With the growth of these stations, they were soon hooked up in networks, which could now carry a single program across the entire country. NBC was the first national broadcasting company.
Everything else stopped in our house each evening at 6:45 while we gathered around the radio to listen the the evening programs.
My earliest recollection of a national program was Amos ‘n’ Andy which first broadcast in 1929. It was a comedy show about two black men (then called colored or negroes) who owned a taxicab. The main characters were portrayed by the two white men who wrote the show.. It came on every weekday at 7:00 pm. It was one of the most popular radio shows during the early 1930s. Today it would be banned as being racially prejudiced.
The Lone Ranger came on with the music of the William Tell Overture, and on “a fiery horse with the speed of light, a cloud of dust and a hearty, ‘Hi-Ho, Silver,’ the Lone Ranger rides again.” Buck Rogers and his space adventures were followed daily in the newspaper comics and also on a weekly radio show.
The national news show that the whole country stopped to listen to was the news at 6:45, before Amos and Andy. Lowell Thomas gave the news and his interpretation of it in his deep authoritative voice. In his time, he was more popular than the combined Tom Brokaw, Peter Jennings and Dan Rather news shows of today.
Another very popular early radio show was called "The Shadow" which was a half-hour feature once a week. I still remember the introduction: "Who knows what evil lurks in the hearts of men? The Shadow knows!" He was a fighter for truth and justice and against all evil. The sound effects were so realistic that you seemed to be part of the action. Batman and Robin are one of many later shows which copied this earlier scenerio.
Another favorite comedy show I recall was Fibber McGee and Molly, which was also a weekly half hour show. Husband and wife, Fibber McGee was a congenital prevaricator, a harmless, bumbling sort who usually stretched the truth, no matter how innocent the subject. The truth just wasn't in him!
The program always had a running gag about Fibber McGee's closet which Molly had been urging him to clean out for years. It was stuffed to the gunnels, bursting with junk, and every week somehow Fibber would open the closet and out everything would pour. On radio, of course it had to be imagined. But the sound effects were great. The roar and rumble of things falling and spilling out continued for about a minute. Then there was dead silence for a few seconds, followed by a last bang and crash. Then Fibber would say to Molly, "I'll have to clean out that closet one of these days."
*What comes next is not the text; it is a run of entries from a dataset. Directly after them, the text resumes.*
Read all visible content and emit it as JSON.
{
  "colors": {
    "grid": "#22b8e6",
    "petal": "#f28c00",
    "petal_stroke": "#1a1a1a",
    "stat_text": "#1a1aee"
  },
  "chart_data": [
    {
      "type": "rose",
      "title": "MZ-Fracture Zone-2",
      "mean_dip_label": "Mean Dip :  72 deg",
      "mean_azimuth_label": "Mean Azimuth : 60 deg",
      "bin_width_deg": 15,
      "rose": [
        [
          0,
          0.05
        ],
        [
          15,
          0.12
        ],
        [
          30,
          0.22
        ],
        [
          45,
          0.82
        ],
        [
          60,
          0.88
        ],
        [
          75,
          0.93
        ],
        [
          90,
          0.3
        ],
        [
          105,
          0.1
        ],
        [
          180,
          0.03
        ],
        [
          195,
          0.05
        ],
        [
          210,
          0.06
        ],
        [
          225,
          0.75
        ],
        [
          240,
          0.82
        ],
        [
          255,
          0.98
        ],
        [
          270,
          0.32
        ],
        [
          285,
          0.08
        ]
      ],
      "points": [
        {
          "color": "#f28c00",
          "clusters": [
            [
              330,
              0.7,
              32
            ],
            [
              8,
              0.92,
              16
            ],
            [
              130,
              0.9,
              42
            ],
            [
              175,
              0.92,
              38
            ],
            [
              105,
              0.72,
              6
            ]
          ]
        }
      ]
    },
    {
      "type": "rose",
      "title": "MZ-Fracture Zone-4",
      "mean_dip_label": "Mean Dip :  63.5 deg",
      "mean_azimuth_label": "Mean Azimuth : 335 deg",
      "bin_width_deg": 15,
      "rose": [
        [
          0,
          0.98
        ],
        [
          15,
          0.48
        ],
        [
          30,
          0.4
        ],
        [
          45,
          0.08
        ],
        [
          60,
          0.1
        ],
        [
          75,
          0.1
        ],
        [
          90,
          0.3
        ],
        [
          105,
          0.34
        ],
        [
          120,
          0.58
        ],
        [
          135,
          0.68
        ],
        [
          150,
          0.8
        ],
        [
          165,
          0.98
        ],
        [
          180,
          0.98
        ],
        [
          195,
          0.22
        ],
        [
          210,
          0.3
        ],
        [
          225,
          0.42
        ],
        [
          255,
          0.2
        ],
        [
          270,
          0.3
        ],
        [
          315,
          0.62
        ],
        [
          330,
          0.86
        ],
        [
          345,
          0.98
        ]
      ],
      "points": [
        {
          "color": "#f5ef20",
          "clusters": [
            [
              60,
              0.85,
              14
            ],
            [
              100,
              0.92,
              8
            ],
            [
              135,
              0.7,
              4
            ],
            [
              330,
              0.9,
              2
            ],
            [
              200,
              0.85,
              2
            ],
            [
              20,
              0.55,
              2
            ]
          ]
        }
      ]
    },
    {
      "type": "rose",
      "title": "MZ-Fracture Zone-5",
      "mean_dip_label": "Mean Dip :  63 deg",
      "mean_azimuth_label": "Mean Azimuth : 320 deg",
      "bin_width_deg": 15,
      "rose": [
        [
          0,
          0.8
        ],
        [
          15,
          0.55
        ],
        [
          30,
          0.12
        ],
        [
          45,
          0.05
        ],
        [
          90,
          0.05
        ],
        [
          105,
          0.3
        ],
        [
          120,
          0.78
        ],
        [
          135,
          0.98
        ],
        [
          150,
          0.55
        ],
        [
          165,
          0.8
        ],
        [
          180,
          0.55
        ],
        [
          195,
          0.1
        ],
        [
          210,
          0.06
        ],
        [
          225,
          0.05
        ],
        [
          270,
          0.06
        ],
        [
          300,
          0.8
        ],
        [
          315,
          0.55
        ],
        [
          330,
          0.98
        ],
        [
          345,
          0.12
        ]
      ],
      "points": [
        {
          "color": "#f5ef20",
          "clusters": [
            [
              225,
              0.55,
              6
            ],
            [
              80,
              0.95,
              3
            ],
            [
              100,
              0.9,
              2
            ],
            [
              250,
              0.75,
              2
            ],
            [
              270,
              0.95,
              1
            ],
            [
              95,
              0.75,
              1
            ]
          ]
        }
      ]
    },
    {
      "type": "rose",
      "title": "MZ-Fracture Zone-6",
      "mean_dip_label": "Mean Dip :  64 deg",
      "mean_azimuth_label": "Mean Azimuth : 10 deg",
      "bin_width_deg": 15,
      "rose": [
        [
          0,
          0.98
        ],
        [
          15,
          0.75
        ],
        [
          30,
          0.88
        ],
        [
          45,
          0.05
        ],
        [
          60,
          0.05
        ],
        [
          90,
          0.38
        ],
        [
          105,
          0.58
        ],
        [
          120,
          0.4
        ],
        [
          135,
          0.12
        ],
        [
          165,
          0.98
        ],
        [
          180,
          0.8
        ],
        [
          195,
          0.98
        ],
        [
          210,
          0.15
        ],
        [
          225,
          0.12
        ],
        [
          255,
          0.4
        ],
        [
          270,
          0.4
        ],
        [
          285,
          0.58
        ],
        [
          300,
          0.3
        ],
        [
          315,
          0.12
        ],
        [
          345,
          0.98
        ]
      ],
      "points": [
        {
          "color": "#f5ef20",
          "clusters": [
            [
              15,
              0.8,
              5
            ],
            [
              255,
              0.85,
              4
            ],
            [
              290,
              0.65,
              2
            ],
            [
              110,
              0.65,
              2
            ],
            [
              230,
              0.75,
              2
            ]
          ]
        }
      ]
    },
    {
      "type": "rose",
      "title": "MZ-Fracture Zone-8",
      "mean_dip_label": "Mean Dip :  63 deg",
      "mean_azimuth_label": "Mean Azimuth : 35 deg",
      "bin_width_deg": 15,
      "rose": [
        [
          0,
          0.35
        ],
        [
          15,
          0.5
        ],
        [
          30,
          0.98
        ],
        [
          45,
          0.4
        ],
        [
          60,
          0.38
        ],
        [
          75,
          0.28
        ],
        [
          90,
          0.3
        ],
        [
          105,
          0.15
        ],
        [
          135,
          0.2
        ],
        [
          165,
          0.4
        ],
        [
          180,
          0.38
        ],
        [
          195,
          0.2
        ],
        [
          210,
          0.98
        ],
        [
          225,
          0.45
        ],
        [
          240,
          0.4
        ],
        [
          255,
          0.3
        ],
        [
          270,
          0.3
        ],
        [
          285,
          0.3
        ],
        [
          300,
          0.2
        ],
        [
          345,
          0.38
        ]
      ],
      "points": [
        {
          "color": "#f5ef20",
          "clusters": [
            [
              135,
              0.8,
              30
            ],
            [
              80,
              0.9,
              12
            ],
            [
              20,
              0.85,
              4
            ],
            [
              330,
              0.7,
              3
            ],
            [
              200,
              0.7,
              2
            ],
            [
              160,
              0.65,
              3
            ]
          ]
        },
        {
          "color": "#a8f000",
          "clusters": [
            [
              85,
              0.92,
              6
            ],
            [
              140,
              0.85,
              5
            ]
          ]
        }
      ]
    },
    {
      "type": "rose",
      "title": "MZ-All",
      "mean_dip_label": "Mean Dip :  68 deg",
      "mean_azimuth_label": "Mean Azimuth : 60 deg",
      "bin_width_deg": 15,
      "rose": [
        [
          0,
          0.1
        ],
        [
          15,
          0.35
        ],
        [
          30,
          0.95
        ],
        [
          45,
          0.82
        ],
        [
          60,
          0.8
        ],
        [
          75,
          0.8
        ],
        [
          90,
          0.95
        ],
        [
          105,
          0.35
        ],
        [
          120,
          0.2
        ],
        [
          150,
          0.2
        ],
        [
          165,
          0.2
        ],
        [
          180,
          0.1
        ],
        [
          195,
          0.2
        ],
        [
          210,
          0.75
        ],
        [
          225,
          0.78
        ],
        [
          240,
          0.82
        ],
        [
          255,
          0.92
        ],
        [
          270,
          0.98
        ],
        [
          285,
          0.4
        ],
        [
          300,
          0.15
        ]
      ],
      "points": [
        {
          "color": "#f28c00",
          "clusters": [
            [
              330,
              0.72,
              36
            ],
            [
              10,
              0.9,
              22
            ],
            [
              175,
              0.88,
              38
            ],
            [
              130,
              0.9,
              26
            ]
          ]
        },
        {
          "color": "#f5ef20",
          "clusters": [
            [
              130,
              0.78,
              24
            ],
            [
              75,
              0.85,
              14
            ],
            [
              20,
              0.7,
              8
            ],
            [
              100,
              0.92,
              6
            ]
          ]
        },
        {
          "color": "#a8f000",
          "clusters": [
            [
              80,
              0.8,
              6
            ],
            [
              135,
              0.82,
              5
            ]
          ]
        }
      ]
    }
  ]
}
In 1933, President Roosevelt addressed the nation directly over radio in his “First Fireside Chat” to try to calm the anxieity across the nation over the worsening economic situation in the United States when banks were failing and more and more people were thrown out of work. One of his memorable statements was, “The only thing we have to fear is fear itself.”
The first radios in those days were wooden and cabinet-sized, standing on the floor about three feet high, and quite expensive in their day. I remember our radio in the 30s which had a fabric covering over the front of the speakers. It had a small “eye” light in the middle top which grew brighter as you dialed into a station.
One of the most far-reaching effects on our society was the introduction of radio broadcasting in 1920. Station KDKA in Pittsburgh was the pioneer station, when Westinghouse initiated weekly broadcasts, starting with the presidential election results in 1928. From that humble beginning, hundreds of radio stations soon sprang up all over the country, broadcasting local news.